Дело уже не шло о самих Злоцких землях. Король, позволивший себе дать отпор епископу, был охарактеризован как человек самых скверных нравов, развратный, своевольный, и епископ угрожал тем, что он считает своей обязанностью наказать короля.
Эту распрю, ежедневно увеличивавшуюся, разжигали донесениями о том, что король и слышать ни о чем не хочет и вида не подает, что чего-нибудь боится. В епископстве знали обо всем, касавшемся частной жизни короля; снова подняли вопрос о королевстве, пересчитывали невероятное количество любовниц Казимира и выдумывали разные небылицы.
Баричка в страшном гневе прямо со свадьбы отправился к епископу с жалобой на дерзкий поступок Кохана, сваливая вину за это на короля. Епископ Бодзанта, не терявший надежды принудить Казимира своими угрозами к уступке, выжидал, но в замке он перестал бывать. Король видел его только издали в костеле, избегая с ним встречи; на совещания он его не приглашал.
Легкомысленной Басе, любившей все блестящее, мишурное, имевшее представительный вид, красивый Кохан, хоть и не первой молодости, очень понравился. Она решила во что бы то ни стало увлечь его.

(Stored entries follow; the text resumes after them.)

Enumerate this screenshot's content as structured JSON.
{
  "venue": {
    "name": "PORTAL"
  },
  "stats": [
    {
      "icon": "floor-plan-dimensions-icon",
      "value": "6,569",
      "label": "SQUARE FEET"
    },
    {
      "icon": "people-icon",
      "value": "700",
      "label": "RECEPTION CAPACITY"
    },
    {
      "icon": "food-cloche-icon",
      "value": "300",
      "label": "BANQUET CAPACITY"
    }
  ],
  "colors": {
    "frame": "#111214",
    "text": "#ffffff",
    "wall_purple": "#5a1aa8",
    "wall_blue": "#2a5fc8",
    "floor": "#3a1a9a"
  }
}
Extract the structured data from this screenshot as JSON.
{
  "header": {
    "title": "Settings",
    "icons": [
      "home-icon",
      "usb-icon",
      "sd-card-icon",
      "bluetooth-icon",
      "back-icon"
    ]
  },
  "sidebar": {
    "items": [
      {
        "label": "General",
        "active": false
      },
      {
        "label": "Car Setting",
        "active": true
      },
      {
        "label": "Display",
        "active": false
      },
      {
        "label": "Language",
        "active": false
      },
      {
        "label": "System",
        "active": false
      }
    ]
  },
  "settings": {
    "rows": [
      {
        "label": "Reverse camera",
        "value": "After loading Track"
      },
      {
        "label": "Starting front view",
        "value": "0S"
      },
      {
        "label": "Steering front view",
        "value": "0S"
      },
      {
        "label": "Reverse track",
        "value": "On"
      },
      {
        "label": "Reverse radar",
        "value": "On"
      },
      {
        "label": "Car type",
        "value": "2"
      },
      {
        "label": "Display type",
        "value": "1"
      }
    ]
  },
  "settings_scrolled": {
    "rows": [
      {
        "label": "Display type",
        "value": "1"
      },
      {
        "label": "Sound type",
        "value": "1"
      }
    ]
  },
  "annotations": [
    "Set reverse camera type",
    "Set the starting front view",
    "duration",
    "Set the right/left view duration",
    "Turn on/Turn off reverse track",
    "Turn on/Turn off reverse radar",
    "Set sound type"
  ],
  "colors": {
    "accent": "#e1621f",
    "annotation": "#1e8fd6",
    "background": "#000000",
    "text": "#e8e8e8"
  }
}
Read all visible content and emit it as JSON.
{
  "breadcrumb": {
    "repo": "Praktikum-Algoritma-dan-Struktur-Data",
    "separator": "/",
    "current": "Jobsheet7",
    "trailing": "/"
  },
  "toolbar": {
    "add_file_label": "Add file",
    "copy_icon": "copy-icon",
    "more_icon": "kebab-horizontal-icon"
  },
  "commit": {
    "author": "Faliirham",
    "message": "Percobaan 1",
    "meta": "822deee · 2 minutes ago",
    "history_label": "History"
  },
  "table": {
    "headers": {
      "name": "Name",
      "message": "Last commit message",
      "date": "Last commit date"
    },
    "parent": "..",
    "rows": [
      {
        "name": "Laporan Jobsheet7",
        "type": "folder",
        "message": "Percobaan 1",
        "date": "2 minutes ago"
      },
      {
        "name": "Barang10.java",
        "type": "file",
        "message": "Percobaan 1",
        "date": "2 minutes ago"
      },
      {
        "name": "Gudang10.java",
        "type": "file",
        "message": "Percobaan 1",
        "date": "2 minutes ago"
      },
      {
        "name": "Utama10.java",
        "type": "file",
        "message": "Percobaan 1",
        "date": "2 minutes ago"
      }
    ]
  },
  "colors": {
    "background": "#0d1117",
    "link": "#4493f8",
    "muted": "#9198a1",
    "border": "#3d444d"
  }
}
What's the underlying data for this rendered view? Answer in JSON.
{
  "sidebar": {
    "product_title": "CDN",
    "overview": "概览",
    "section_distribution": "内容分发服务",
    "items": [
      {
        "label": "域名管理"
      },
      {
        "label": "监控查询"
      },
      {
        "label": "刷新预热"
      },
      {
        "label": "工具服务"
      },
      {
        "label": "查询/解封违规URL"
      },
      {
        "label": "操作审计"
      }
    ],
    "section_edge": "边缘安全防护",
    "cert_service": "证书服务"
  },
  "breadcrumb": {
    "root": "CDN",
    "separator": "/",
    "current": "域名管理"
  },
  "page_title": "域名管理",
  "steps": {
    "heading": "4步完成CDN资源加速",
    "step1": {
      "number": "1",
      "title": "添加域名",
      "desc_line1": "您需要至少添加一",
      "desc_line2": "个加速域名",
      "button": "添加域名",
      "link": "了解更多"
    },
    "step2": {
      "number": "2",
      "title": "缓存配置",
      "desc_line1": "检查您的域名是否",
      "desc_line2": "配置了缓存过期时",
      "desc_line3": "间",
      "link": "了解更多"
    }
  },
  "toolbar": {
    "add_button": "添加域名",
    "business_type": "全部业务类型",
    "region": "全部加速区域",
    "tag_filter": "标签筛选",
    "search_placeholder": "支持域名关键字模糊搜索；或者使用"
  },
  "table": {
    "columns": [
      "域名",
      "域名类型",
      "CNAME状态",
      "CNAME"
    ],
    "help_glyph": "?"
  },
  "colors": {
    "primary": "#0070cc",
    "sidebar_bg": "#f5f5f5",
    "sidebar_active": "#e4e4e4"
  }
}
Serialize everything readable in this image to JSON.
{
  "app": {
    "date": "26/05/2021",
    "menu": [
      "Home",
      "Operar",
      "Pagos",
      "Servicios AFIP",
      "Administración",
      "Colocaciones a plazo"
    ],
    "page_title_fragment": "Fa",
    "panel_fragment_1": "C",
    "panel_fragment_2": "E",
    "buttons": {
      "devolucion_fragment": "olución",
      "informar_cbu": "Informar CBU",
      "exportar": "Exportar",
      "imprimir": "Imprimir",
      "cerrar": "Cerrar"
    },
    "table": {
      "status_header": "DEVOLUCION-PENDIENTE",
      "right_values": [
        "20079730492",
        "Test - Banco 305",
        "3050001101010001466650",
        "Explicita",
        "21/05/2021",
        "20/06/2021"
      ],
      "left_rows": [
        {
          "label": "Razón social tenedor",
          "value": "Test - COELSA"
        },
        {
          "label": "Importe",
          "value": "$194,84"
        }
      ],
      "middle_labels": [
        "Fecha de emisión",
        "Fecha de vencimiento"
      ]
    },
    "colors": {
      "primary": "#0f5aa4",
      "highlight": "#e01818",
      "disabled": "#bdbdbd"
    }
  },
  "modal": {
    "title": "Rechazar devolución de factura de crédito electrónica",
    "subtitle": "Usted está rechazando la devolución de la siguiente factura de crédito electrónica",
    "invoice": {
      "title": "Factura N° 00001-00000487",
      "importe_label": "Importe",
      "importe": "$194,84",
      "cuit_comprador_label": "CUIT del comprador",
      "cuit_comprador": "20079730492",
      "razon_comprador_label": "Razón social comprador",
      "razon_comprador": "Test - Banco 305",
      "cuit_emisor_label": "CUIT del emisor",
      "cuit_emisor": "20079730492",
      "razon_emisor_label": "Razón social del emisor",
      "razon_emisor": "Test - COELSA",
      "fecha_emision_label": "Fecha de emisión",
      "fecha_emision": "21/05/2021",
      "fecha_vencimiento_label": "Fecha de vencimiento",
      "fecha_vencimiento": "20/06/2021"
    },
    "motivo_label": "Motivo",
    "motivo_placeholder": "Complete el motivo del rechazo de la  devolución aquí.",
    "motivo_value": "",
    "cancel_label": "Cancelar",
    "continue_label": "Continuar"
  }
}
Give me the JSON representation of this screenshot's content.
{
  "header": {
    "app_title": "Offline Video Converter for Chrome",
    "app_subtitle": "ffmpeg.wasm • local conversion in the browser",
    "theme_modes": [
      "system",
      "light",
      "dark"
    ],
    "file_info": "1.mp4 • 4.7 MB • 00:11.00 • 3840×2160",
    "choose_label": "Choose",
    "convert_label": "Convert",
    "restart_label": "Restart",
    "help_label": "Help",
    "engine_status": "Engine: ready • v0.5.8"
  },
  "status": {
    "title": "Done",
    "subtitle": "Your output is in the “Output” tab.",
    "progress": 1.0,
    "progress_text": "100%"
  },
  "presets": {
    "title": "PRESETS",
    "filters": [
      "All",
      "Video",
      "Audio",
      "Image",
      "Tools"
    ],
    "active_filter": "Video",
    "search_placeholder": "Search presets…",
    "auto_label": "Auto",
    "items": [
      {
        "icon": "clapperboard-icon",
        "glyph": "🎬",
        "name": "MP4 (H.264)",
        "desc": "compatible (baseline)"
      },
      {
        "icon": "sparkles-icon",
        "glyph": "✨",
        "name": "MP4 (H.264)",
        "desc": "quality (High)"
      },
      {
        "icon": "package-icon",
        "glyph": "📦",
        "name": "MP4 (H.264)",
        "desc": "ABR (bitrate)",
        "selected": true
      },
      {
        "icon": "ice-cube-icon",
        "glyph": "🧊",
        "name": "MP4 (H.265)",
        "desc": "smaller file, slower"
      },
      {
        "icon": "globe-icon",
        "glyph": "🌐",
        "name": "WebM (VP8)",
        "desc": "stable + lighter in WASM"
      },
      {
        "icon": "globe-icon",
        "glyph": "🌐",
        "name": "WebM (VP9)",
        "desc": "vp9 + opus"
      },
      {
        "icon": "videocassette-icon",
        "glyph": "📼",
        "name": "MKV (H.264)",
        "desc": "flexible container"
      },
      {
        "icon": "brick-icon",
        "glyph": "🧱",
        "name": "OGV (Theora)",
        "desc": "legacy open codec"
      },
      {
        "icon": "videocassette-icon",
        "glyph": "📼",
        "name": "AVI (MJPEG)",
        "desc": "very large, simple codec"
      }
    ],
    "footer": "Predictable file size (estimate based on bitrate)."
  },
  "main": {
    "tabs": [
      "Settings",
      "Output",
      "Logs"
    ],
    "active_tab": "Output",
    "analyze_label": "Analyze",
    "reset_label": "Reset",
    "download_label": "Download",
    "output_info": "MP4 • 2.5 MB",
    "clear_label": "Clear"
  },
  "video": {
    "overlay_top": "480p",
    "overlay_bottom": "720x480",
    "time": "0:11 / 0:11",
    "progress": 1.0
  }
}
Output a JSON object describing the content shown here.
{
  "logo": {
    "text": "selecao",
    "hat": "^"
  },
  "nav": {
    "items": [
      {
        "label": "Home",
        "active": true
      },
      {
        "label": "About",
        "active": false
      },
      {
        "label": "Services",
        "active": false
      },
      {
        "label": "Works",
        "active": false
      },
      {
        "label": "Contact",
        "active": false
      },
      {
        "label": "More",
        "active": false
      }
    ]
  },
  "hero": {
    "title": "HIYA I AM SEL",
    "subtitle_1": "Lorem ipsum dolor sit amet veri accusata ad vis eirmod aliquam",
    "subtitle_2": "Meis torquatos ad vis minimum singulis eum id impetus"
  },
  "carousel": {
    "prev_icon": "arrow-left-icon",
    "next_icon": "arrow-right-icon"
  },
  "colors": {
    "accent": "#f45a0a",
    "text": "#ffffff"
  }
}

Королевского любимца после первого приглашения начали часто приглашать в их дом, и Бася мечтала о том, что он на ней женится.
Так продолжалось довольно долго, и казалось, что они очень любят друг друга, но Рава не обмолвился ни словом о помолвке.
В один прекрасный день во время их разговора, происходившего в отсутствии матери, раздались громкие спорящие голоса.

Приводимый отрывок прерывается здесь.